In both cases the Israelis acted quickly and decisively to destroy a potential threat and, unless the Iranians can prove conclusively their uranium enrichment programme is being developed for civil purposes, trigger fingers will be getting decidedly itchy.
That probably explains why Israel is being remarkably coy about a major exercise that took place at the beginning of June in the skies of the eastern Mediterranean. More than 100 strike aircraft and aerial tankers took part - just the kind of assets that would be used in any attack on Iran.
The optimist in me says that diplomacy will win the day, that as long as Iran remains within the Nuclear Proliferation Treaty they will prefer negotiation to confrontation and will follow the lead given by their foreign minister Manouchehr Mottaki who has discovered "a new sort of atmosphere" in his discussions with Washington.
Perhaps there is, but events can always spring nasty surprises. Twenty years ago the US cruiser Vincennes shot down an Iranian Airbus A300 killing 290 passengers and crew in the mistaken belief the airliner was an attacking F-14 Tomcat warplane.
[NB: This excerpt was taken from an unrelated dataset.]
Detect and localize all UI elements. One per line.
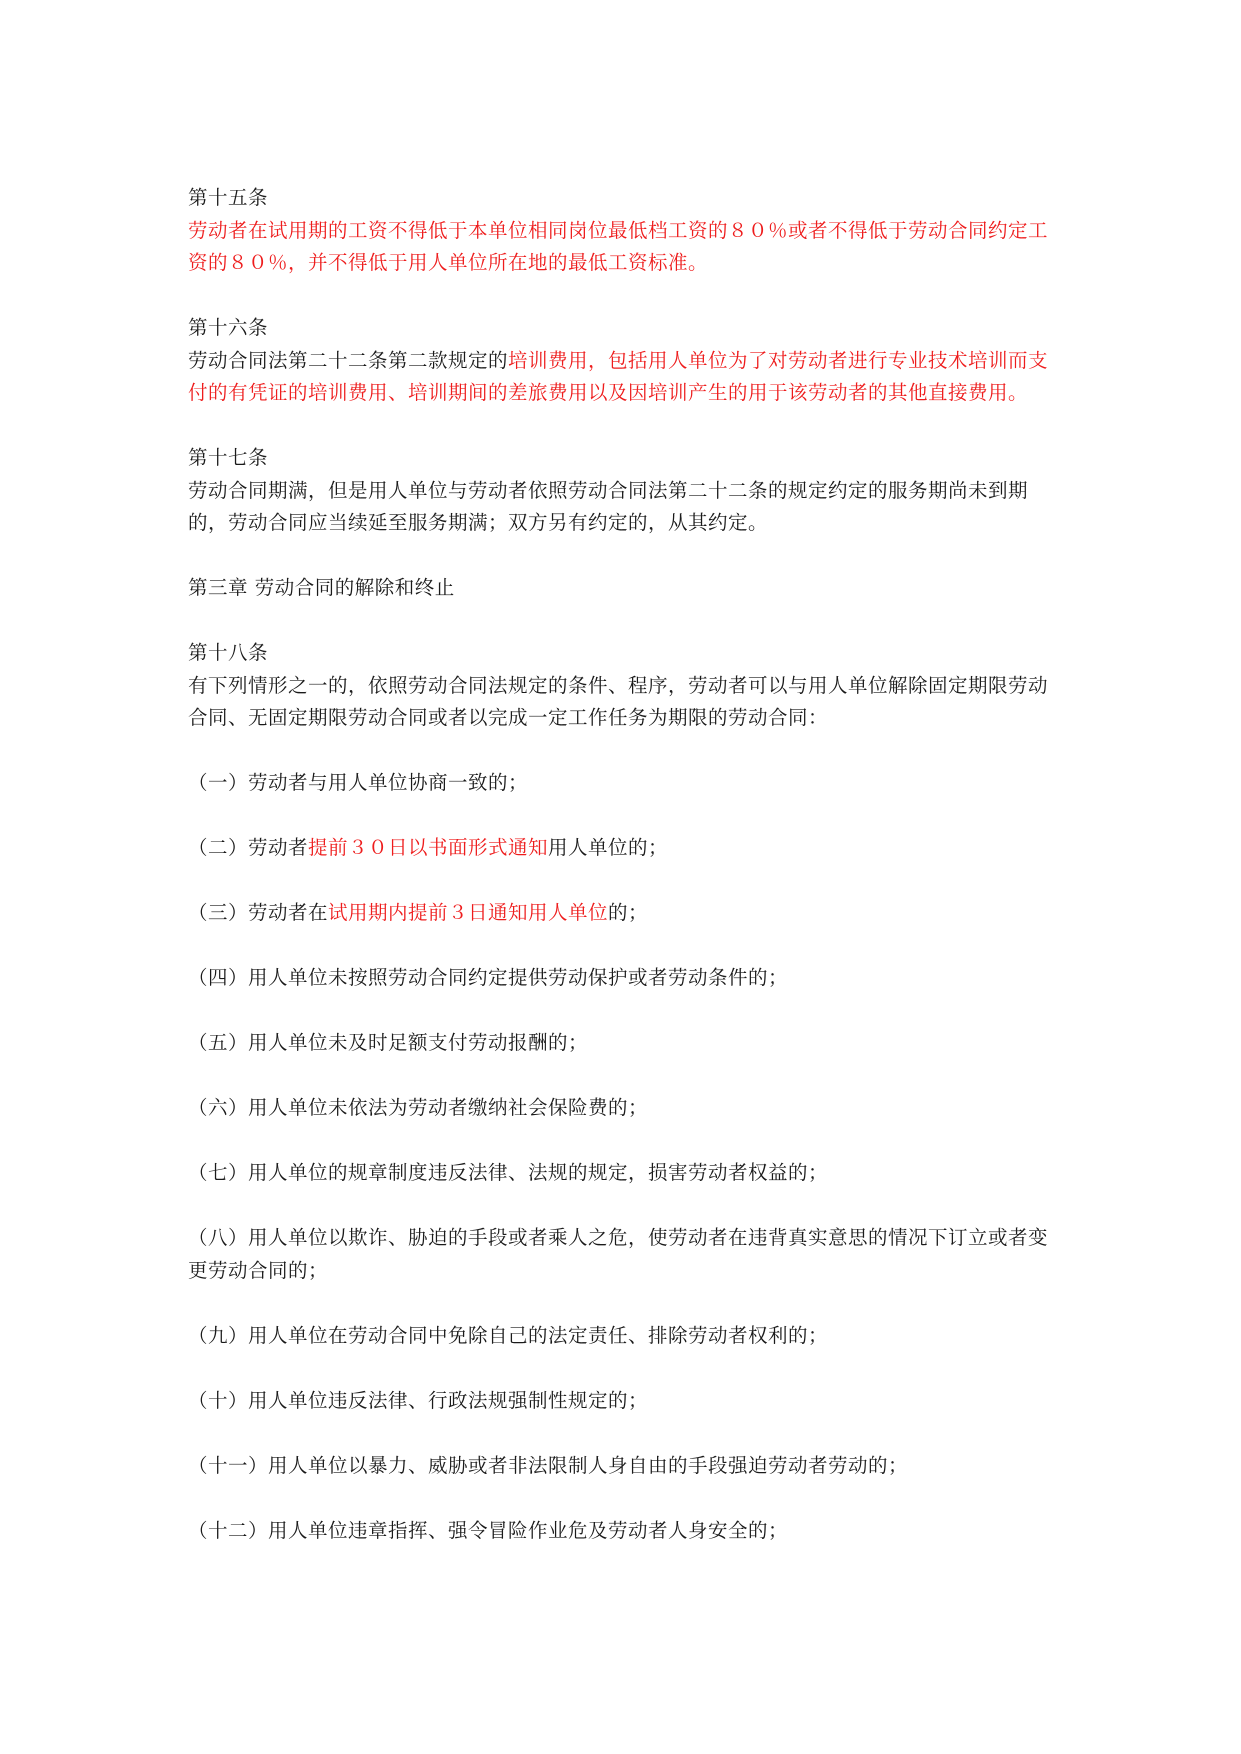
spacer xyxy=(188,865,1053,898)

The subsequent US inquiry exonerated the captain of the Vincennes and dismissed any blame by explaining that the incident happened because the ship's air-warfare co-ordinating officer confused training with reality and fired the ship's missiles in self-defence. Apparently it's a syndrome known as "scenario fulfilment".
But that's precisely what happens when guns are loaded and people get edgy. Let's hope that this time people keep their nerve.